“Çanakkale Berberi” isimli bloktan ‘Çanakkale İçinde Cee-Mat Oyunu’ başlığı ile
okura duyurulan yazıda ilginç tespitlerde bulunuldu. Daha önce Çanakkale basını
üzerinden kurgulanan yazıya benzer nitelikte olan yazıda tek eksik gazeteci Cemal
Oral’ın olmayışıydı. Diğer karakterler ise okuyanlara ‘pes’ dedirtti.İşte o yazı ve o
anlatım…
ÇANAKKALE İÇİNDE “CEE-MAT” OYUNU
Çanakkale tarihi, mitolojisi ile ibret vesikasıdır. Bugün bütün dünyada "oyun", "hile", taktik ve
strateji deyince akla gelen sembol "Truva Atı"dır. Dünyada bilinen ilk savaş hilesi olması yanı sıra
en çok bilinendir bu at. O yüzden hem Truva ören yerinde, hem de şehir merkezinde kordonun en
afilli yerinde "Truva Atı" yer alır. Her gören önünde fotoğraf çektirir bu atın. Çanakkaleliler ise
gurur duyar atlarıyla. Bu at gerçekte hilenin sembolü de olsa, meşhurdur ya...!

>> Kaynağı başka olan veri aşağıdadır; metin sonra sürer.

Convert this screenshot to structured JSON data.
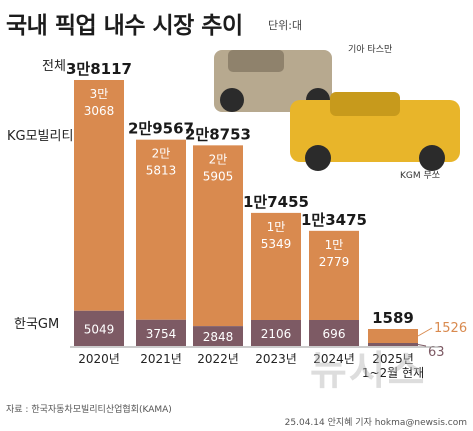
{
  "title": "국내 픽업 내수 시장 추이",
  "unit": "단위:대",
  "source": "자료 : 한국자동차모빌리티산업협회(KAMA)",
  "credit": "25.04.14 안지혜 기자 hokma@newsis.com",
  "watermark": "뉴시스",
  "photo_captions": [
    "기아 타스만",
    "KGM 무쏘"
  ],
  "colors": {
    "total_bar": "#d98a4f",
    "kgm_bar": "#d98a4f",
    "gm_bar": "#7d5a64",
    "total_label": "#1a1a1a",
    "kgm_label": "#ffffff",
    "gm_label": "#ffffff",
    "callout_kgm": "#d98a4f",
    "callout_gm": "#7d5a64"
  },
  "chart_data": {
    "type": "bar",
    "stacked": true,
    "categories": [
      "2020년",
      "2021년",
      "2022년",
      "2023년",
      "2024년",
      "2025년\n1~2월 현재"
    ],
    "series": [
      {
        "name": "한국GM",
        "values": [
          5049,
          3754,
          2848,
          2106,
          696,
          63
        ]
      },
      {
        "name": "KG모빌리티",
        "values": [
          33068,
          25813,
          25905,
          15349,
          12779,
          1526
        ]
      }
    ],
    "totals": [
      38117,
      29567,
      28753,
      17455,
      13475,
      1589
    ],
    "total_labels": [
      "3만8117",
      "2만9567",
      "2만8753",
      "1만7455",
      "1만3475",
      "1589"
    ],
    "kgm_labels": [
      [
        "3만",
        "3068"
      ],
      [
        "2만",
        "5813"
      ],
      [
        "2만",
        "5905"
      ],
      [
        "1만",
        "5349"
      ],
      [
        "1만",
        "2779"
      ],
      [
        "1526"
      ]
    ],
    "gm_labels": [
      "5049",
      "3754",
      "2848",
      "2106",
      "696",
      "63"
    ],
    "legend_total": "전체",
    "ylim": [
      0,
      38117
    ]
  }
}
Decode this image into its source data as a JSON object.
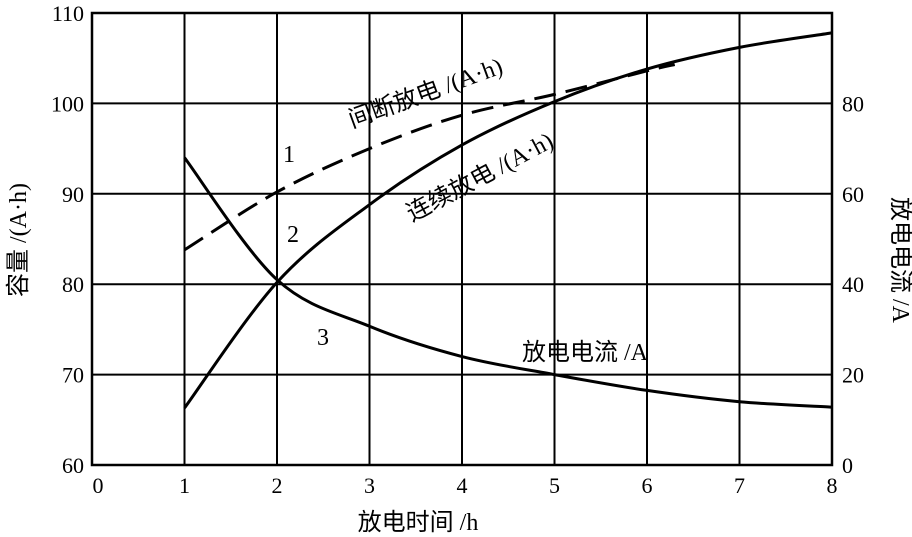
{
  "chart_data": {
    "type": "line",
    "xlabel": "放电时间 /h",
    "ylabel_left": "容量 /(A·h)",
    "ylabel_right": "放电电流 /A",
    "xlim": [
      0,
      8
    ],
    "ylim_left": [
      60,
      110
    ],
    "ylim_right": [
      0,
      100
    ],
    "x_ticks": [
      "0",
      "1",
      "2",
      "3",
      "4",
      "5",
      "6",
      "7",
      "8"
    ],
    "y_ticks_left": [
      "60",
      "70",
      "80",
      "90",
      "100",
      "110"
    ],
    "y_ticks_right": [
      "0",
      "20",
      "40",
      "60",
      "80"
    ],
    "grid": true,
    "series": [
      {
        "name": "间断放电 /(A·h)",
        "number": "1",
        "axis": "left",
        "style": "dashed",
        "x": [
          1,
          2,
          3,
          4,
          5,
          6,
          6.3
        ],
        "values": [
          83.8,
          90.2,
          95,
          98.7,
          101,
          103.6,
          104.3
        ]
      },
      {
        "name": "连续放电 /(A·h)",
        "number": "2",
        "axis": "left",
        "style": "solid",
        "x": [
          1,
          2,
          3,
          4,
          5,
          6,
          7,
          8
        ],
        "values": [
          66.3,
          80.2,
          88.8,
          95.4,
          100.2,
          103.8,
          106.2,
          107.8
        ]
      },
      {
        "name": "放电电流 /A",
        "number": "3",
        "axis": "right",
        "style": "solid",
        "x": [
          1,
          2,
          3,
          4,
          5,
          6,
          7,
          8
        ],
        "values": [
          68,
          41,
          30.7,
          24,
          20,
          16.5,
          14,
          12.8
        ]
      }
    ]
  }
}
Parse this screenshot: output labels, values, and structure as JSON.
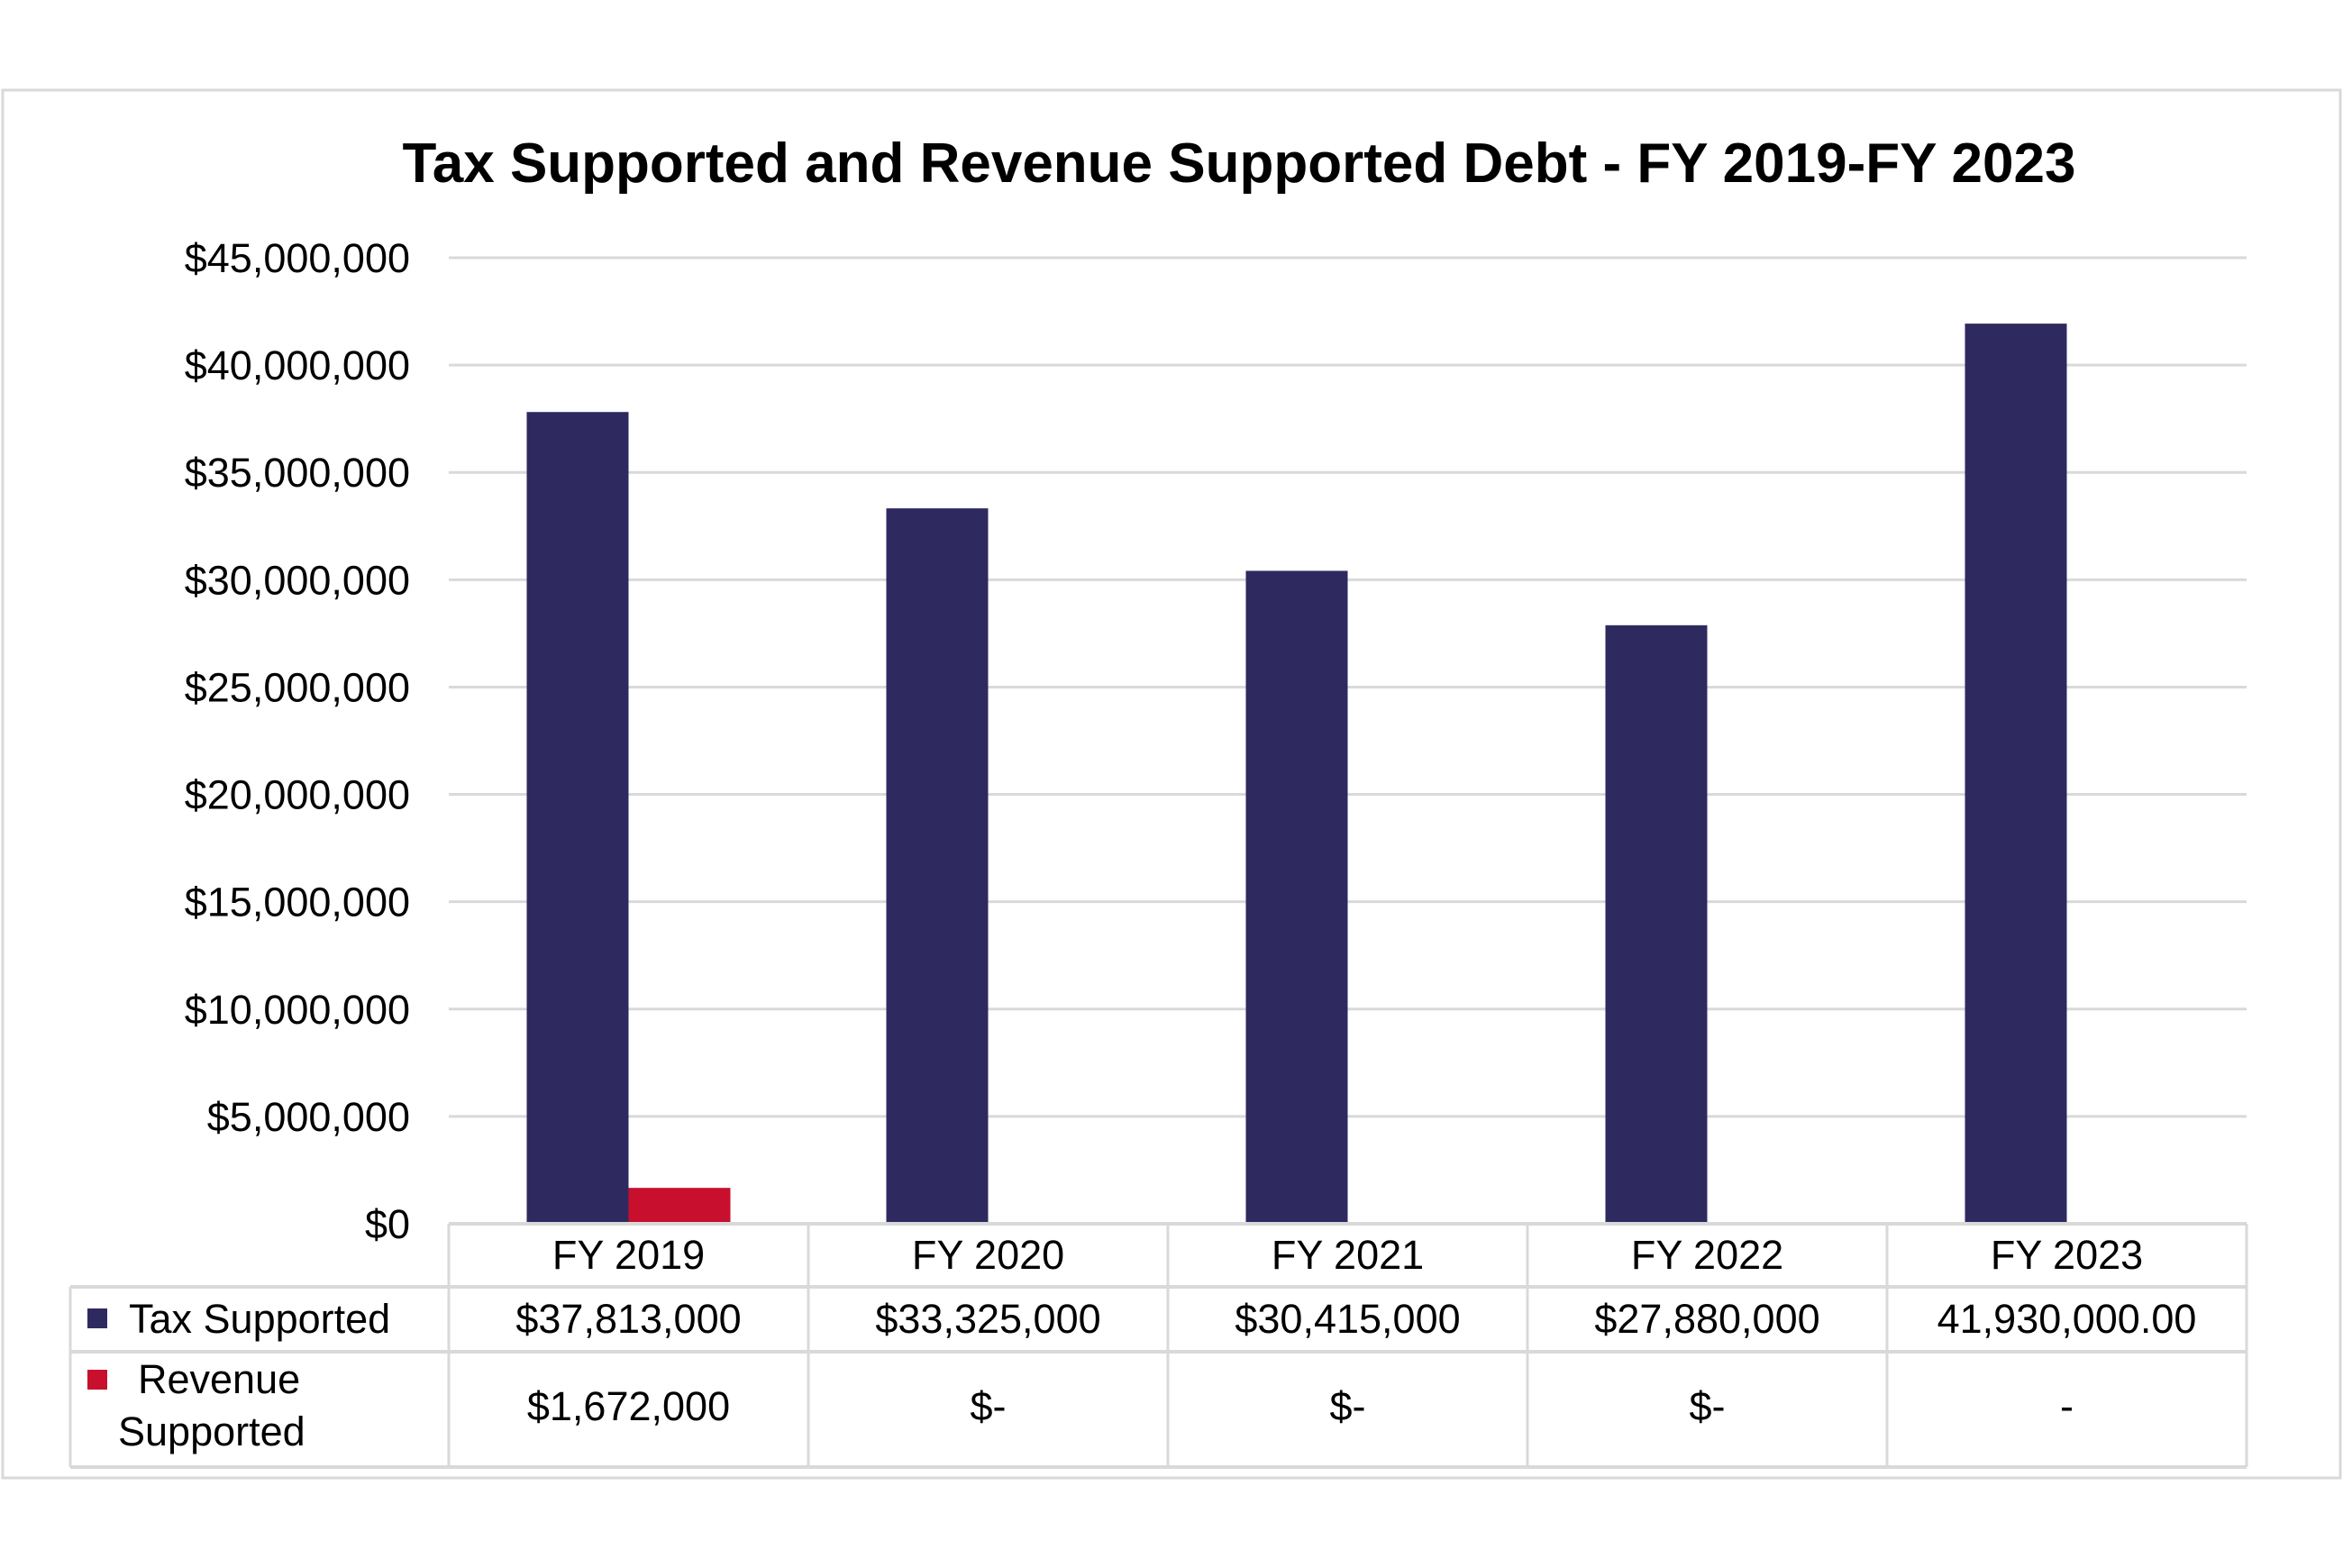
{
  "chart_data": {
    "type": "bar",
    "title": "Tax Supported and Revenue Supported Debt - FY 2019-FY 2023",
    "xlabel": "",
    "ylabel": "",
    "categories": [
      "FY 2019",
      "FY 2020",
      "FY 2021",
      "FY 2022",
      "FY 2023"
    ],
    "ylim": [
      0,
      45000000
    ],
    "yticks": [
      0,
      5000000,
      10000000,
      15000000,
      20000000,
      25000000,
      30000000,
      35000000,
      40000000,
      45000000
    ],
    "ytick_labels": [
      "$0",
      "$5,000,000",
      "$10,000,000",
      "$15,000,000",
      "$20,000,000",
      "$25,000,000",
      "$30,000,000",
      "$35,000,000",
      "$40,000,000",
      "$45,000,000"
    ],
    "grid": true,
    "legend": "data-table",
    "series": [
      {
        "name": "Tax Supported",
        "color": "#2E2A60",
        "values": [
          37813000,
          33325000,
          30415000,
          27880000,
          41930000
        ],
        "table_labels": [
          "$37,813,000",
          "$33,325,000",
          "$30,415,000",
          "$27,880,000",
          "41,930,000.00"
        ]
      },
      {
        "name": "Revenue Supported",
        "name_lines": [
          "Revenue",
          "Supported"
        ],
        "color": "#C8102E",
        "values": [
          1672000,
          0,
          0,
          0,
          0
        ],
        "table_labels": [
          "$1,672,000",
          "$-",
          "$-",
          "$-",
          "-"
        ]
      }
    ]
  }
}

Diğer taraftan yüz yıl önce İlyada destanında Akha komutanı Agamemnon'un adını taşıyan Amiral
gemisi öncülüğünde yedi düvel tekrar saldırmıştır bu topraklara. Bu defa yanlarında Truva atları
olmadığından olsa gerek geçememişlerdir bu toprakları.
Truva Atının huyundan mı, suyundan mı hile ve desise eksik olmaz gündelik hayatından
Çanakkale'nin. Politikası her yerden farklıdır. Kimin eli kimin cebinde, kim kimin neyi nesi, kim
kimin fesi öyle hemencecik bilinmez. Adamı çırak çıkarır politikada Çanakkale. Bakarsınız aynı
şirkette ortaktırlar, ancak farklı siyasi partilerde birbirlerine atıp tutarlar. Bakarsınız devir Cemaat
devridir. Yüzlerce üyesi olur cemaat derneğinin. Ortak işler kurulur gemiler alınır, paralı sulara
salınır. Cemaatin önde gidenlerinin mazotu diğer mazotlardan daha makbul bulunur, her yerde
önce onun mazotu kabul olunur. Arabaları al al allanır, pul pul pullanır. Cemaatin Derneğinde çiğ
köfteler ikram olunur, mühim adamlar gelir mühim mühim işler konuşulur. Üniversitesine Rektör
bulunur, o STK senin, bu STK benim denir işe koyulunur. Benim koltukta gözüm yok, ben koltuk
istemem dese de Cemaatin Başkanı, seçim olur STK yönetim kurulu koltuğuna kurulur.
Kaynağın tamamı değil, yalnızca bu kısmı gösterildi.